Are you a people pleaser? Do you find it hard to say “no”? Seeking approval from others by always saying “yes” is not uncommon. We all want to be surrounded by happy people. But if you are always accommodating other people while putting yourself aside, you may be suffering from the disease to please. With a little effort, though, this need can be released and replaced with healthier behavior.
Perhaps it’s second nature for you to please other people, and you may not even realize it. This character trait or way of being in the world may be deeply rooted. Awareness is the first step towards finding a cure for the disease to please.

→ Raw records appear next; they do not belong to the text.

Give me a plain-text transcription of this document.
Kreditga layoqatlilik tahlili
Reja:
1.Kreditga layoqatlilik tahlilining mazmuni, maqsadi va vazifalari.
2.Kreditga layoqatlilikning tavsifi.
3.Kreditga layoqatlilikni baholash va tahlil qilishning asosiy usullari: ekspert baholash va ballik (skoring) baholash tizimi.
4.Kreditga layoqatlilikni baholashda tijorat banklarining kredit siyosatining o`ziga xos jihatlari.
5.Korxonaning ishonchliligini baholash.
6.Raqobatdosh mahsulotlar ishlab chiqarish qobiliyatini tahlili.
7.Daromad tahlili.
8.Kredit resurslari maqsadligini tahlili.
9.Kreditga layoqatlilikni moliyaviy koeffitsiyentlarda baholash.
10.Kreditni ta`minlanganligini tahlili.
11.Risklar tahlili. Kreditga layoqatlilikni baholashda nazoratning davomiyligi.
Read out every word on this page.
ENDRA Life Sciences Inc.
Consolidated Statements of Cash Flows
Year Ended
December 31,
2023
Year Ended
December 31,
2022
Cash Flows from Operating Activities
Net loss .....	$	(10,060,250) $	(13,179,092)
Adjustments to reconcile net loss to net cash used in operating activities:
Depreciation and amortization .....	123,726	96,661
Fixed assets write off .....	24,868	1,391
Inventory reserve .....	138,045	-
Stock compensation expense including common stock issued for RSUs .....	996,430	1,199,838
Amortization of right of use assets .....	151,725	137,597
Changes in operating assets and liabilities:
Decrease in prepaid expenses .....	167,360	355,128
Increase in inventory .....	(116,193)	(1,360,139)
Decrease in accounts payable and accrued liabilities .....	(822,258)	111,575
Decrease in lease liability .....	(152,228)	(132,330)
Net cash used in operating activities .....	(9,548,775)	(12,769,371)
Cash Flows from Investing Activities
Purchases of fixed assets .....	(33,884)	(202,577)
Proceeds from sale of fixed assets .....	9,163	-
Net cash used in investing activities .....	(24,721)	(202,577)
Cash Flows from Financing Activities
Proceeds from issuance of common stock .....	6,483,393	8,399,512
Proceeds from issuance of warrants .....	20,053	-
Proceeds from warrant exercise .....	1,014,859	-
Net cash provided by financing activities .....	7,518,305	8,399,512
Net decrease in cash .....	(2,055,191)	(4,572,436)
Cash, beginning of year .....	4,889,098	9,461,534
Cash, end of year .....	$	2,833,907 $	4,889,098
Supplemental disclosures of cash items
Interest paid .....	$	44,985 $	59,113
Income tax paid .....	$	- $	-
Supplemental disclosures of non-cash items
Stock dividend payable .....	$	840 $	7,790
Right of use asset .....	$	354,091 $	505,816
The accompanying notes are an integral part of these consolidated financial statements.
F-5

Once you’ve admitted it, and of course forgiven yourself, get clear on boundaries. Decide what you can and cannot do given your time and energy level within a day. This requires an honest conversation with yourself.
Learn to become comfortable saying “no” when you are asked to do something beyond your means. First, try responding with a kind but firm “no.” If this is difficult for you, try saying “no” and then tell the other person your reasons. Over time, when you have had enough practice saying “no” when you mean it, you’ll reach the point where you won’t feel the need to give your reasons anymore.
The ability to comfortably say “no” to people comes from the realization that it’s impossible to please everybody all the time. And trying to accomplish this impossible task can leave you feeling depleted, stressed, and even sick.
Being honest with people is empowering. Not only does your self-respect start to climb, but other people’s respect for you also takes a big leap.
When you start saying “no” to people, you can start saying “yes” to yourself. While you can’t control others, you can control how you decide to spend your time. Once you recognize the importance of honoring your own truth, it becomes easier to align with what is truly in your best interest.